町のひろばにはハトがたくさんいます。
太ったのや小さいのや色がまじったのや白いのや、それこそいっぱいのハトがくらしています。
なかでもひときわりっぱな灰色のハトがむねをはってあるいていました。
「オレさまのはねほどきれいなはねをもつハトはこのひろばにはいないな。みろよ、あのちっこいやせたやつのかっこわるいこと。」
ダーティとよばれているそのハトはひとりふんぞりかえってみんなをみくだしながらあるいているのでした。
ダーティには好きなハトがいました。
ブレンディです。ブレンディは白いはねと灰色のはねがきれいにまじったすてきなハトでした。
ダーティはブレンディにふりむいてほしくて、わざとむねをはってあるいているのです。
だけど、ブレンディはちっともダーティのことを見てくれません。
「なにか目立つことをしないとだめだな。」
そうかんがえたダーティは、ほかのハトにけんかをうって勝つ(かつ)ことをおもいつきました。
「オレがどんなにつよいか見せてやろう。みんなにきらわれてるあのめざわりなきたないはねのやつがいい。」
ダーティはきずをおってばさばさとふぞろいなはねのぶかっこうなハトに目をつけました。
スカーでした。
そうきめるとダーティはまえからいじめていた茶色いはねをもつブラウニーと小さな白いハトのスノーにてつだわせました。
スカーがひろばにこぼれおちているポップコーンをついばもうとするところを大きくスノーにはばたかせてじゃまをします。
そしてスカーのポップコーンをブラウニーとよこどりします。
スカーがめんどうになってちがうところにとんでいっても、おいかけておなじようにじゃまをしました。
さすがにスカーもあたまにきたようで、おおきくはねをふくらませてグッポーグッポーとなきはじめました。
ダーティとスカーのふたりははねをひろげておたがいをにらみあいながらぐるぐるまわりはじめました。
ひろばのハトたちがあつまってきます。
ブレンディもいます。
スノーがはばたいてスカーの気をひいたスキにダーティはスカーのおしりをつっつきました。

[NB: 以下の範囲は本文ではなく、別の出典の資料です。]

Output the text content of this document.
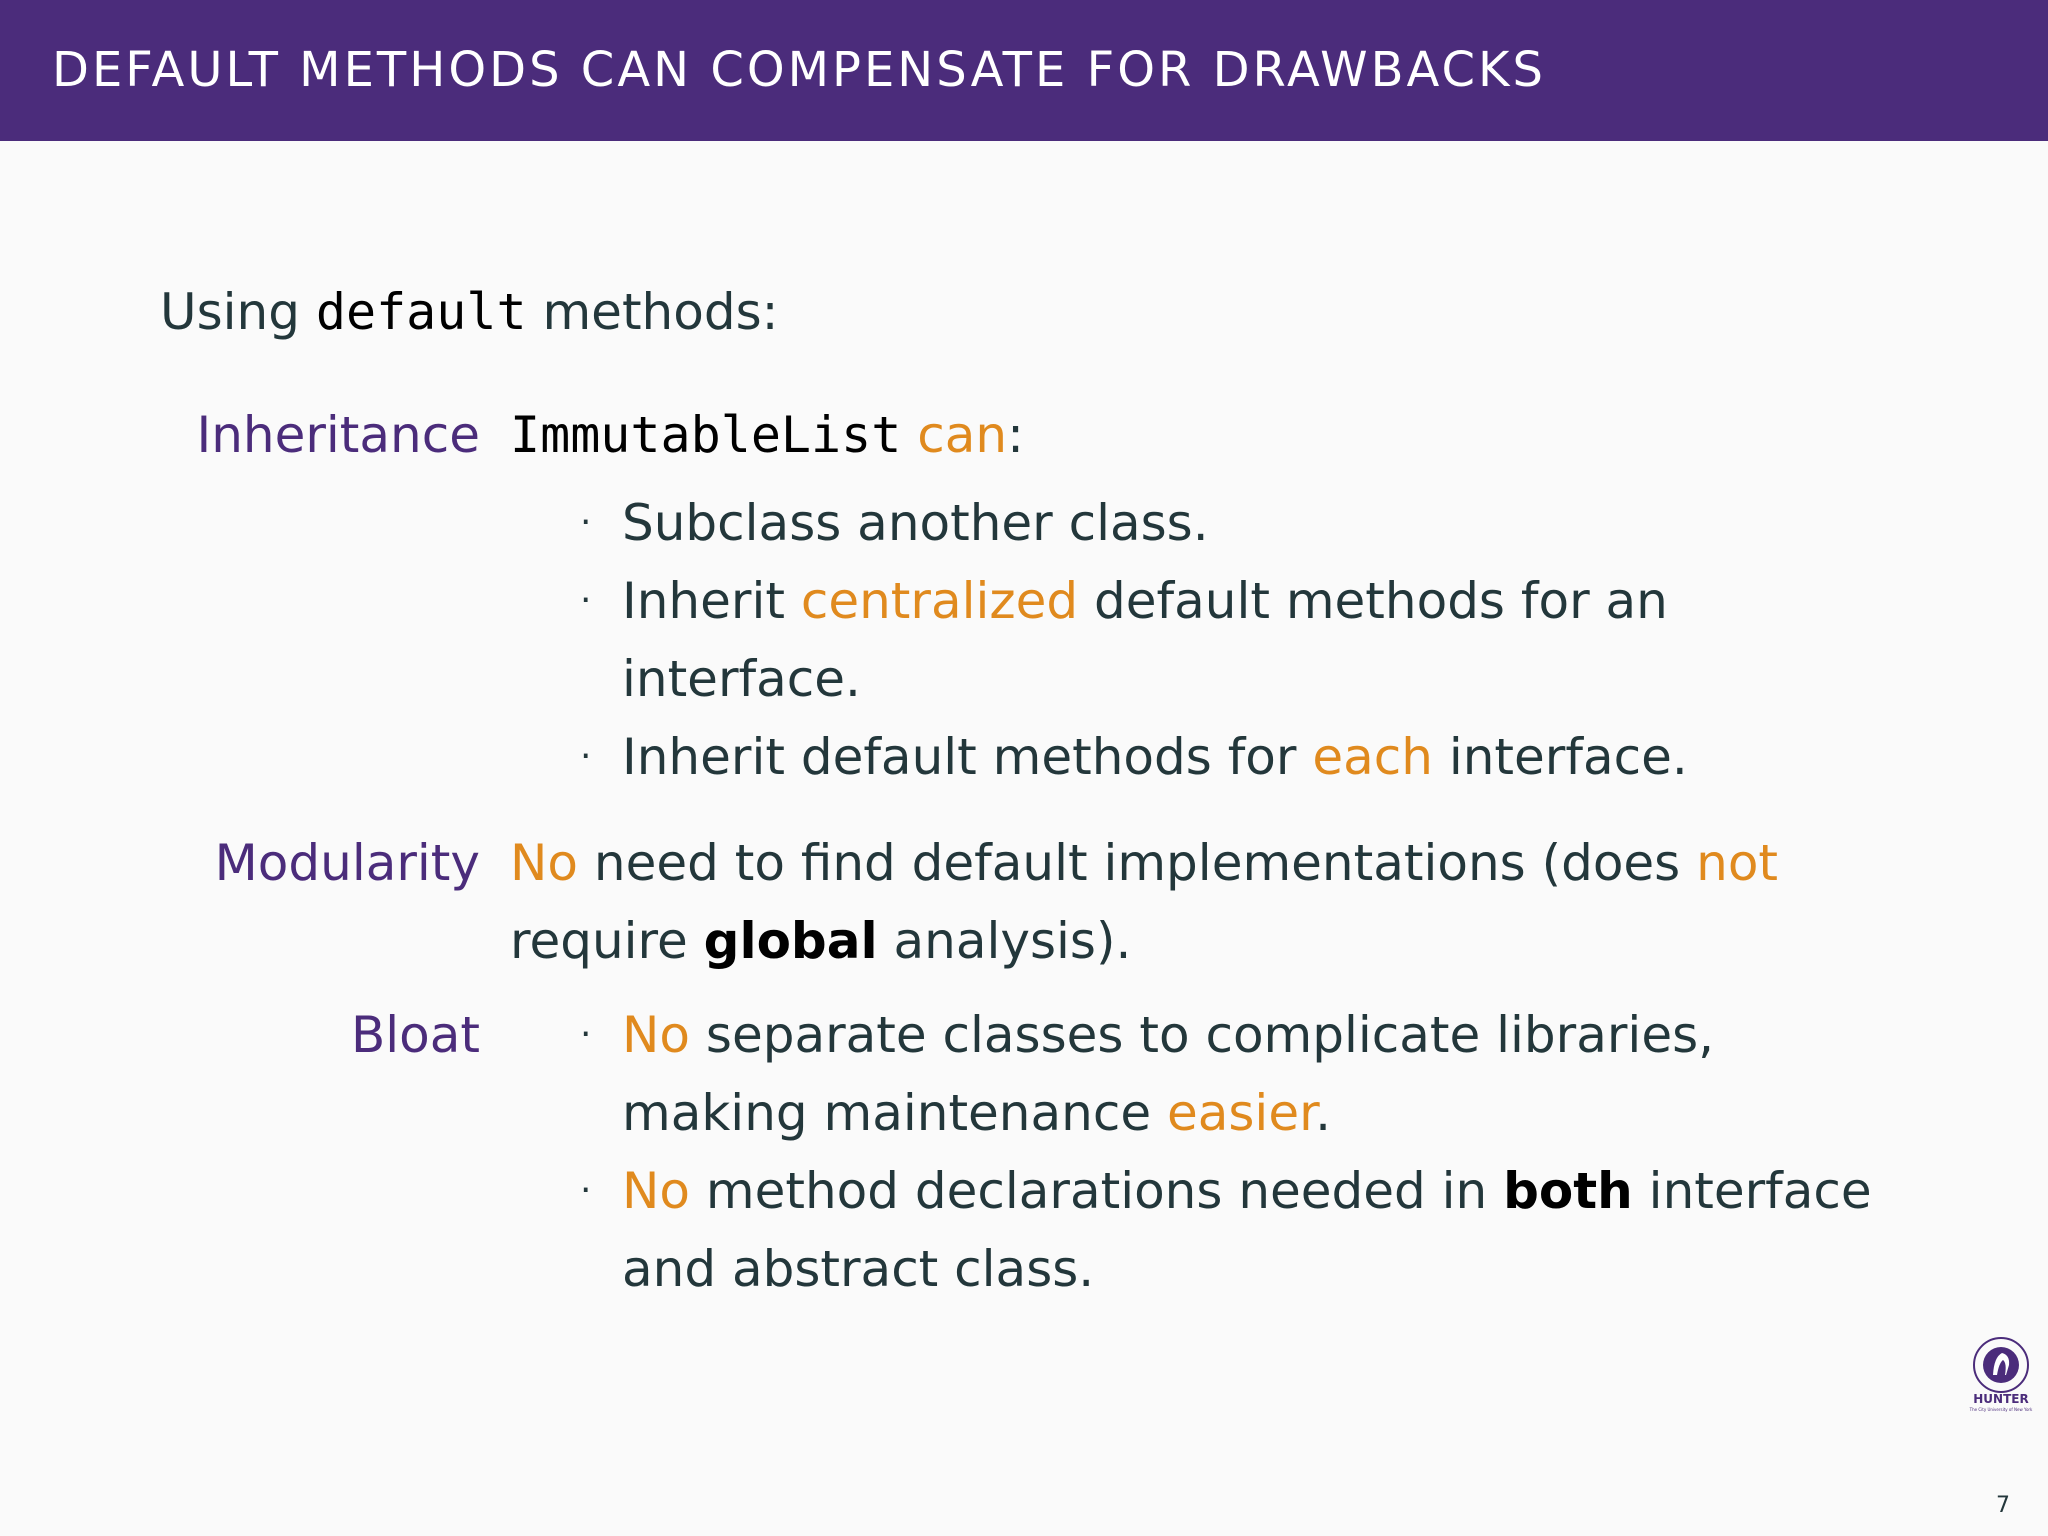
DEFAULT METHODS CAN COMPENSATE FOR DRAWBACKS
Using default methods:
Inheritance ImmutableList can:
· Subclass another class.
· Inherit centralized default methods for an
interface.
· Inherit default methods for each interface.
Modularity No need to find default implementations (does not
require global analysis).
Bloat	· No separate classes to complicate libraries,
making maintenance easier.
· No method declarations needed in both interface
and abstract class.
HUNTER
The City University of New York
7
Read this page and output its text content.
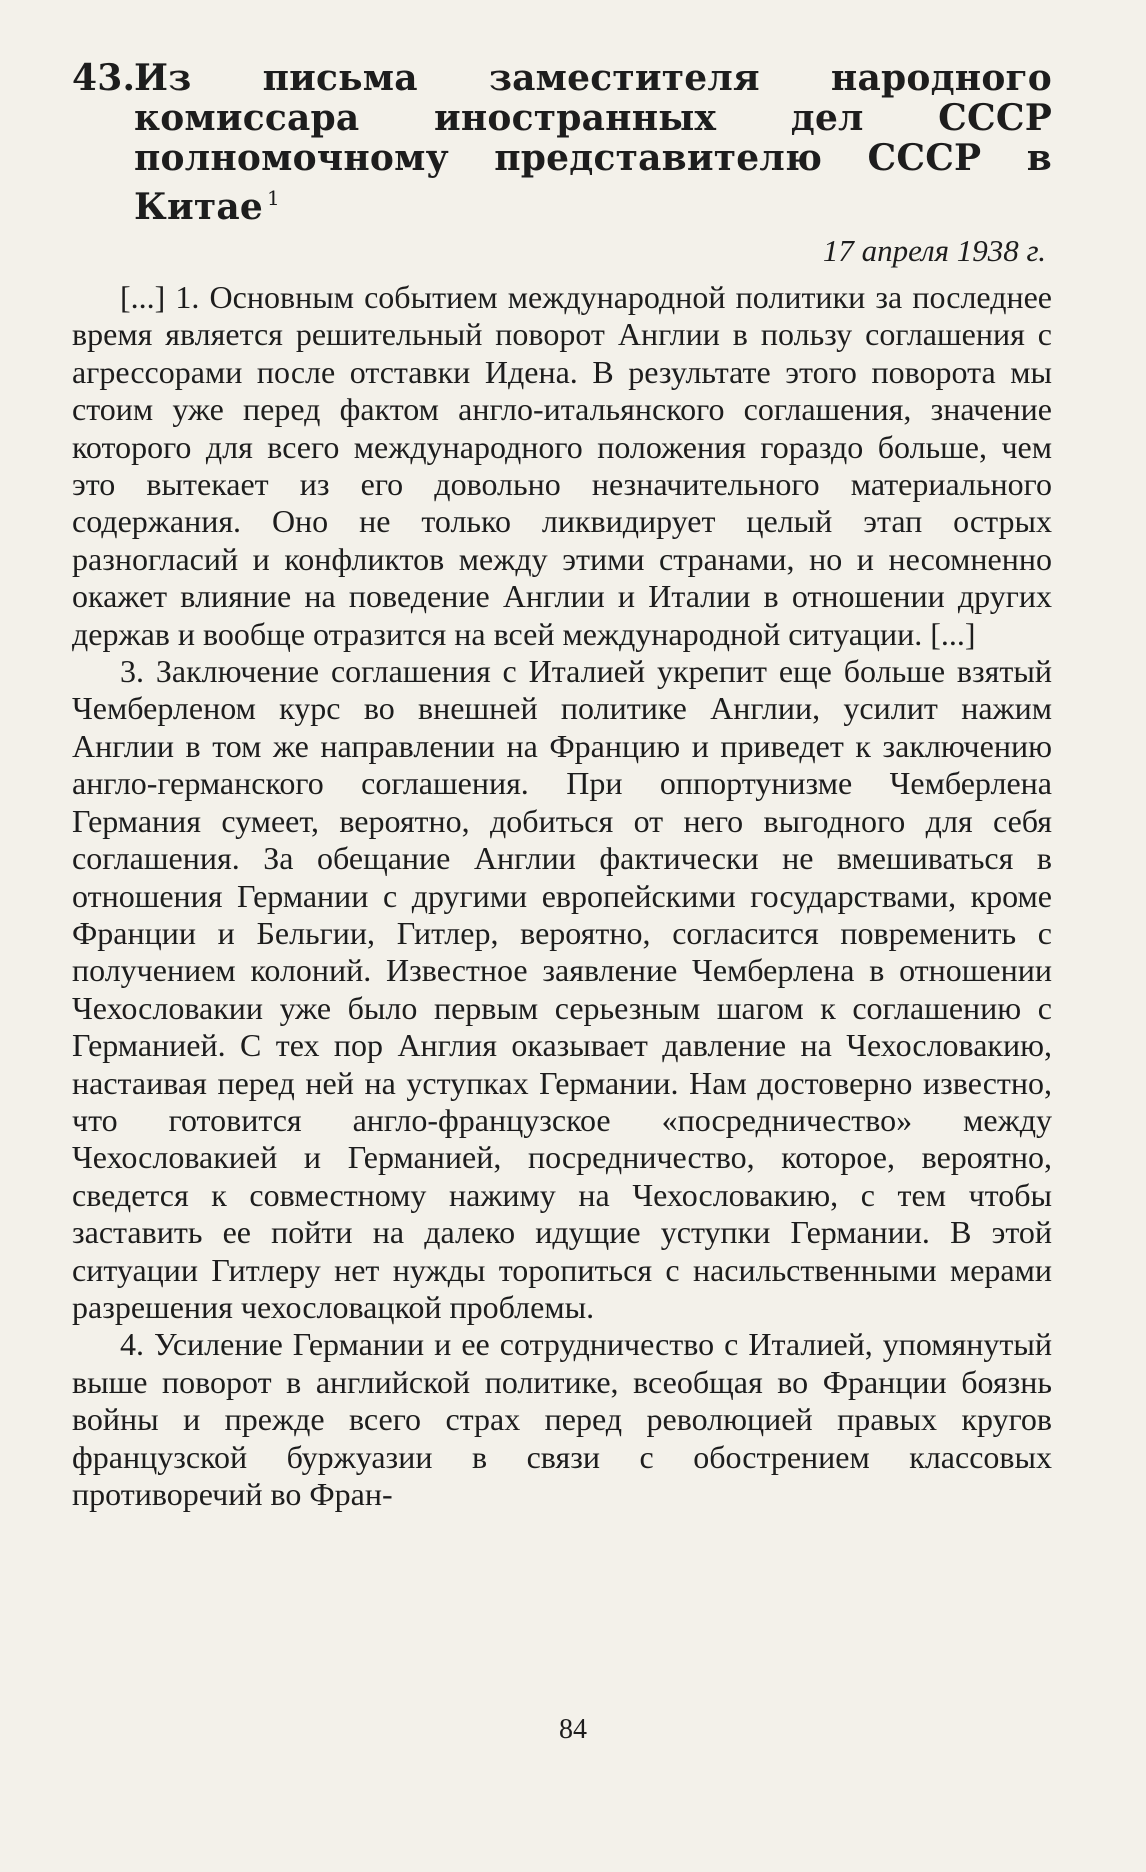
43.
Из письма заместителя народного комиссара иностранных дел СССР полномочному представителю СССР в Китае $^1$
17 апреля 1938 г.

[...] 1. Основным событием международной политики за последнее время является решительный поворот Англии в пользу соглашения с агрессорами после отставки Идена. В результате этого поворота мы стоим уже перед фактом англо-итальянского соглашения, значение которого для всего международного положения гораздо больше, чем это вытекает из его довольно незначительного материального содержания. Оно не только ликвидирует целый этап острых разногласий и конфликтов между этими странами, но и несомненно окажет влияние на поведение Англии и Италии в отношении других держав и вообще отразится на всей международной ситуации. [...]

3. Заключение соглашения с Италией укрепит еще больше взятый Чемберленом курс во внешней политике Англии, усилит нажим Англии в том же направлении на Францию и приведет к заключению англо-германского соглашения. При оппортунизме Чемберлена Германия сумеет, вероятно, добиться от него выгодного для себя соглашения. За обещание Англии фактически не вмешиваться в отношения Германии с другими европейскими государствами, кроме Франции и Бельгии, Гитлер, вероятно, согласится повременить с получением колоний. Известное заявление Чемберлена в отношении Чехословакии уже было первым серьезным шагом к соглашению с Германией. С тех пор Англия оказывает давление на Чехословакию, настаивая перед ней на уступках Германии. Нам достоверно известно, что готовится англо-французское «посредничество» между Чехословакией и Германией, посредничество, которое, вероятно, сведется к совместному нажиму на Чехословакию, с тем чтобы заставить ее пойти на далеко идущие уступки Германии. В этой ситуации Гитлеру нет нужды торопиться с насильственными мерами разрешения чехословацкой проблемы.

4. Усиление Германии и ее сотрудничество с Италией, упомянутый выше поворот в английской политике, всеобщая во Франции боязнь войны и прежде всего страх перед революцией правых кругов французской буржуазии в связи с обострением классовых противоречий во Фран-

84
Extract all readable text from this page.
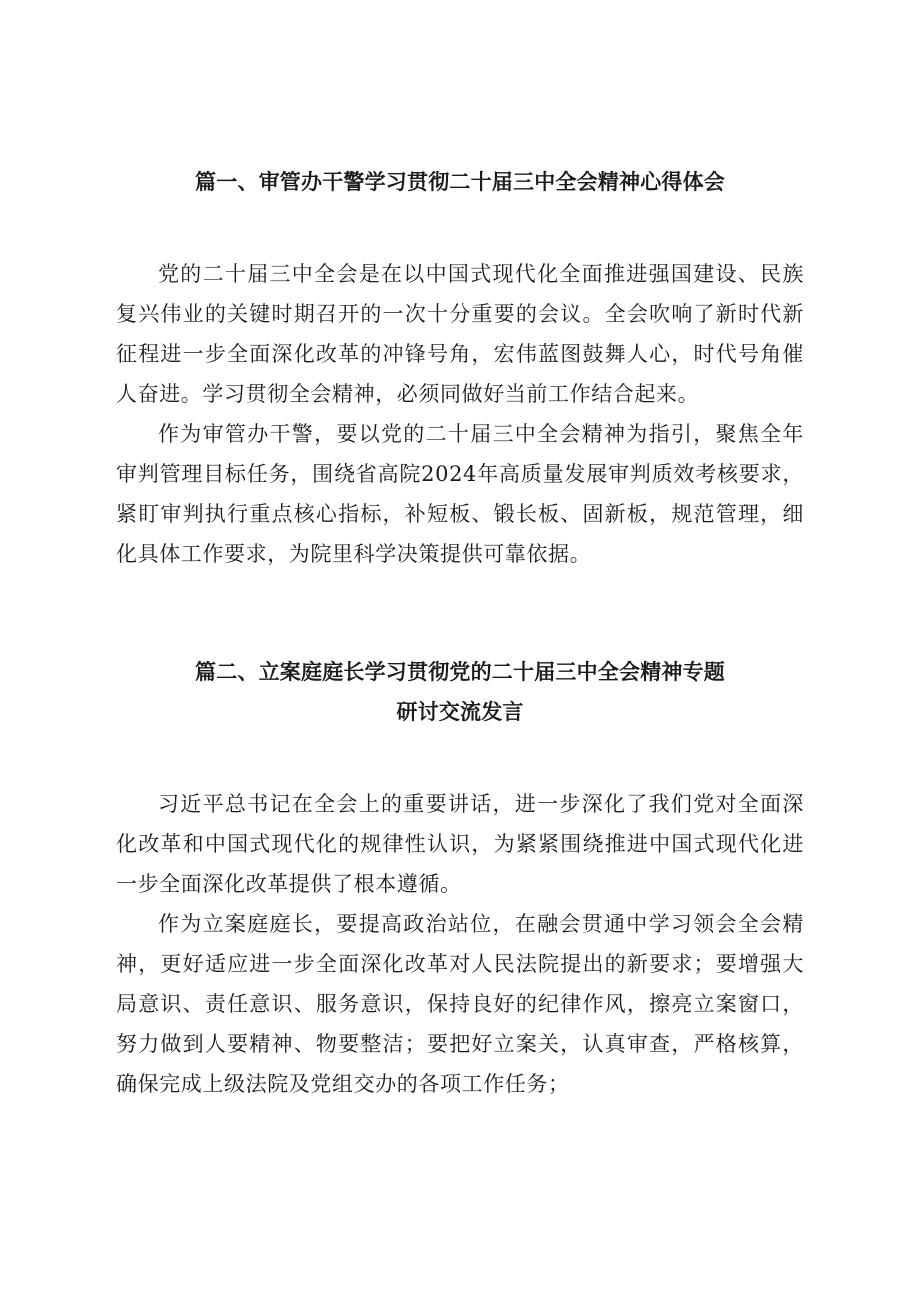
篇一、审管办干警学习贯彻二十届三中全会精神心得体会

党的二十届三中全会是在以中国式现代化全面推进强国建设、民族复兴伟业的关键时期召开的一次十分重要的会议。全会吹响了新时代新征程进一步全面深化改革的冲锋号角，宏伟蓝图鼓舞人心，时代号角催人奋进。学习贯彻全会精神，必须同做好当前工作结合起来。

作为审管办干警，要以党的二十届三中全会精神为指引，聚焦全年审判管理目标任务，围绕省高院2024年高质量发展审判质效考核要求，紧盯审判执行重点核心指标，补短板、锻长板、固新板，规范管理，细化具体工作要求，为院里科学决策提供可靠依据。

篇二、立案庭庭长学习贯彻党的二十届三中全会精神专题
研讨交流发言

习近平总书记在全会上的重要讲话，进一步深化了我们党对全面深化改革和中国式现代化的规律性认识，为紧紧围绕推进中国式现代化进一步全面深化改革提供了根本遵循。

作为立案庭庭长，要提高政治站位，在融会贯通中学习领会全会精神，更好适应进一步全面深化改革对人民法院提出的新要求；要增强大局意识、责任意识、服务意识，保持良好的纪律作风，擦亮立案窗口，努力做到人要精神、物要整洁；要把好立案关，认真审查，严格核算，确保完成上级法院及党组交办的各项工作任务；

スカーはふいをつかれてあわててとびたちました。
ダーティはいっそうはねをふくらませてとくいそうな声をあげました。
みんながいってしまいます。ブレンディもむこうへいってしまいます。
ダーティはあわててブレンディをおいかけました。
「見たかい!あいつのあわてたかお!」
ブレンディはふりかえっていいました。
「あなた3羽がかりでスカーをいじめたわね。さいてい!」
ダーティはびっくりして立ちどまりました。
ほかのハトたちを見ても、だれもふりかえりません。
スノーもブラウニーもいってしまいます。
「まってくれ!スカーはきたなくてみっともないやつだってみんなきらってたじゃないか!スノーだってそういったろ!」
「だってそういっててつだわないとダーティはぼくをいじめるだろ。もうすんだからいくよ。」
「ブラウニー!」
「オレ、ほんとはやりたくなかったんだ。じゃあな。」
ダーティのまわりからはひろばのハトたちはきれいにいなくなりました。
あれからブレンディはおろか、だれもあいてにしてくれません。
ふくよかだったダーティはあまりたべなくなり、ひろばのすみのベンチでたったひとりじっとしているようになりました。